Consensus Modelling on Interval-Valued Fuzzy Preference Relations with Normal Distribution

• Main Authors: Lihong Wang, Zaiwu Gong, Ning Zhang
• Format: Article
• Language: English
• Published: Atlantis Press 2018-01-01
• Series: International Journal of Computational Intelligence Systems
• Subjects: Group decision making (GDM); interval-valued fuzzy preference relation; normal distribution; genetic algorithm (GA); group consensus
• Online Access: https://www.atlantis-press.com/article/25892522/view

This paper investigates the consensus decision making problem of the interval-valued fuzzy preference relation with distribution characteristics. The proposed group consensus decision making model is constructed by considering the scenarios in which the DMs are respectively equally and non-equally weighted and the DM’s preferences are randomly distributed. The goal is to find the minimum deviation between an ideal DM and all individual DMs.

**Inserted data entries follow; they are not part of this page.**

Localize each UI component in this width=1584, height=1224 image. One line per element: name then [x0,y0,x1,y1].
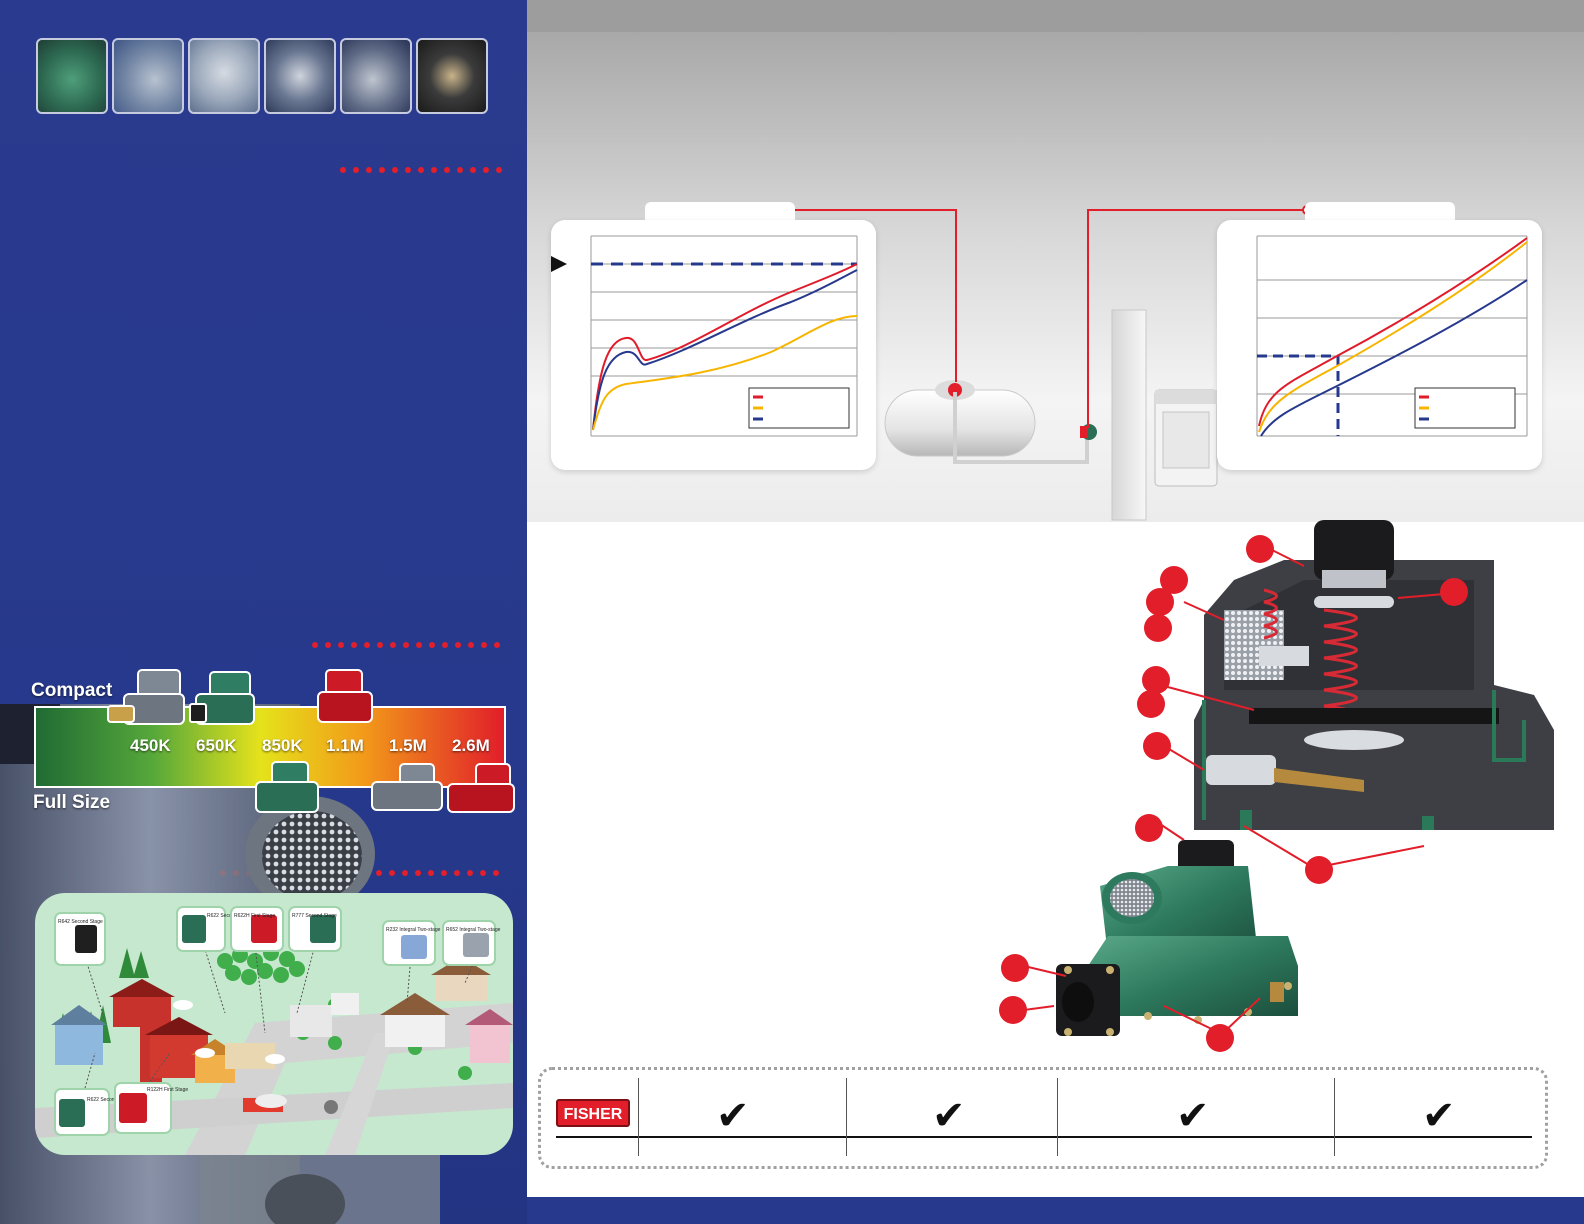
callout-marker [1206,1024,1234,1052]
fisher-logo: FISHER [556,1099,630,1127]
map-label-r652: R652 Integral Two-stage [446,927,501,933]
map-label-r232: R232 Integral Two-stage [386,927,441,933]
application-map: R642 Second Stage R622 Second Stage R622… [35,893,513,1155]
check-icon: ✔ [1422,1093,1456,1139]
thumbnail-lever[interactable] [340,38,412,114]
left-panel: Compact 450K 650K 850K 1.1M 1.5M 2.6M Fu… [0,0,527,1224]
top-strip [527,0,1584,32]
thumbnail-screen-vent[interactable] [112,38,184,114]
chart-right [1256,235,1528,437]
thumbnail-diaphragm-kit[interactable] [416,38,488,114]
callout-marker [1440,578,1468,606]
section-divider-dots [340,160,509,173]
callout-marker [1143,732,1171,760]
map-label-r622h: R622H First Stage [234,913,275,919]
bottom-bar [527,1197,1584,1224]
check-icon: ✔ [1176,1093,1210,1139]
callout-marker [1001,954,1029,982]
thumbnail-orifice[interactable] [264,38,336,114]
section-divider-dots [312,635,507,648]
callout-arrows [1023,549,1445,1035]
check-icon: ✔ [932,1093,966,1139]
column-divider [1057,1078,1058,1156]
map-label-r777: R777 Second Stage [292,913,337,919]
callout-marker [1146,588,1174,616]
callout-marker [999,996,1027,1024]
map-label-r122h: R122H First Stage [147,1087,188,1093]
compact-regulator-icons [107,669,515,813]
column-divider [1334,1078,1335,1156]
callout-marker [1135,814,1163,842]
column-divider [638,1078,639,1156]
comparison-table-rule [556,1136,1532,1138]
column-divider [846,1078,847,1156]
check-icon: ✔ [716,1093,750,1139]
callout-marker [1144,614,1172,642]
callout-marker [1137,690,1165,718]
chart-left [551,235,858,437]
callout-marker [1305,856,1333,884]
callout-marker [1246,535,1274,563]
thumbnail-threaded-outlet[interactable] [188,38,260,114]
comparison-table [538,1067,1548,1169]
thumbnail-regulator-green[interactable] [36,38,108,114]
map-label-r642: R642 Second Stage [58,919,103,925]
thumbnail-strip [36,38,488,114]
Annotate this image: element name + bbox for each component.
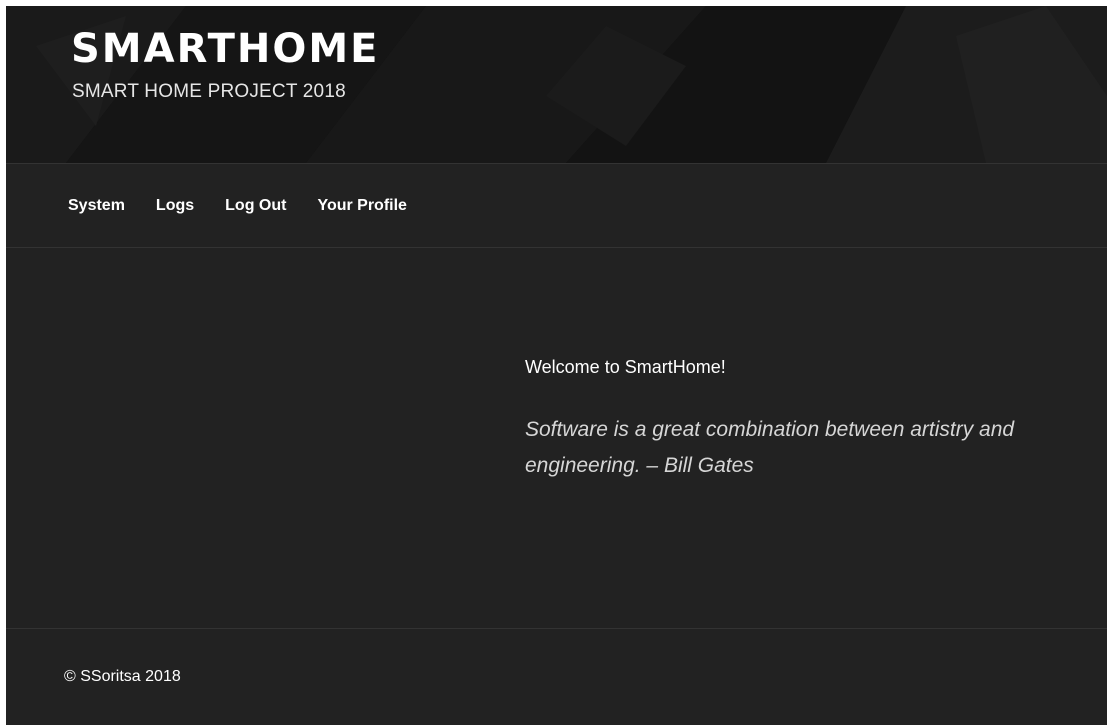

Accordingly, the objective function is the maximum consensus with a certain probability. The interactive process simulates the DM’s uncertainty judgment information more effectively. The Pareto optimization solution derived using a genetic algorithm and Monte Carlo approach is closer to reality. In the process of solving the model in this study, the essence of the Monte Carlo simulation method is an interactive process involving decision information. Therefore, this study provides a reference for the framework and optimization algorithm of the interactive decision support system.